Die erwartete jährliche Spitzenlast eines TenneT-Kunden wird auch als kW-vertraglich, und die (Summe der) monatlichen Spitzenlasten als kW-max bezeichnet. Die Netzentgelte für kW-vertraglich und kW-max werden derart ermittelt, dass sie jeweils die Hälfte des Gesamteinkommens pro Netzebene betragen.
Kunden, die ihren Anschluss nur wenig nutzen und eine Betriebszeit von weniger als 600 Stunden pro Jahr haben, zahlen unterschiedliche Netzentgelte: Das Netzentgelt für kW-vertraglich beträgt dann die Hälfte des regulären Netzentgelts für kW-vertraglich und der kW max-Wert wird pro Woche berechnet, wobei der Preis aus dem 18/52sten (ca. 35 %) des regulären kW-max pro Monat besteht.

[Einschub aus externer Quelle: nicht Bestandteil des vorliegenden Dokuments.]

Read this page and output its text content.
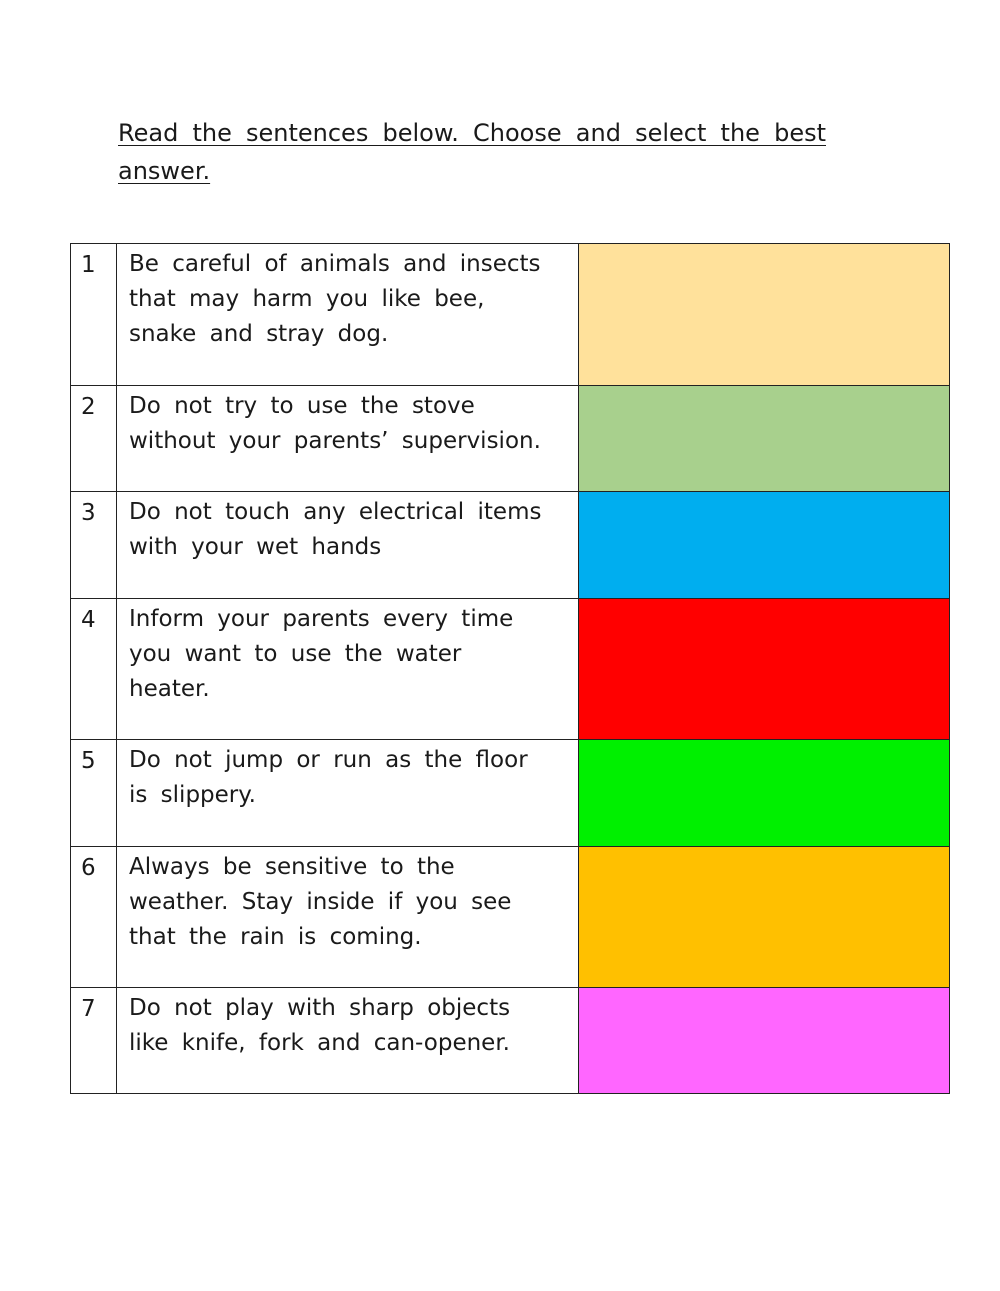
Read the sentences below. Choose and select the best answer.
1	Be careful of animals and insects that may harm you like bee, snake and stray dog.	
2	Do not try to use the stove without your parents’ supervision.	
3	Do not touch any electrical items with your wet hands	
4	Inform your parents every time you want to use the water heater.	
5	Do not jump or run as the floor is slippery.	
6	Always be sensitive to the weather. Stay inside if you see that the rain is coming.	
7	Do not play with sharp objects like knife, fork and can-opener.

Beispiel: Netzentgelte 2023
Im Jahr 2023 wird TenneT auf Ebene des Höchstspannungsnetzes zusätzlich zum Grundpreis, knapp 862 Mio. Euro an Netzentgelten vereinnahmen. Da 91,8 % der Abnahme aus den Netzen von TenneT auf Ebene des Hochspannungsnetzes erfolgt und diese Kunden ebenfalls das Höchstspannungsnetz nutzen, werden 91,8 % dieser 862 Mio. Euro gemäß dem Kaskadenprinzip den Kunden auf Ebene des Hochspannungsnetzes in Rechnung gestellt. Die verbleibenden 8,2 %, die den Kunden auf Ebene des Höchstspannungsnetzes in Rechnung gestellt werden, entsprechen mehr als 70,5 Mio. Euro.
Auf Ebene des Hochspannungsnetzes darf TenneT 2023 Einnahmen von rund 430 Mio. Euro erzielen, zuzüglich der mehr als 791 Mio. Euro, die über das Höchstspannungsnetz in Rechnung gestellt werden. Damit belaufen sich die Gesamteinnahmen von TenneT auf Ebene des Hochspannungsnetzes im Jahr 2023 auf mehr als 1.221,5 Mio. Euro.
Damit erhöht sich das Gesamteinkommen von TenneT im Jahr 2022 auf 1.292,5 Millionen Euro.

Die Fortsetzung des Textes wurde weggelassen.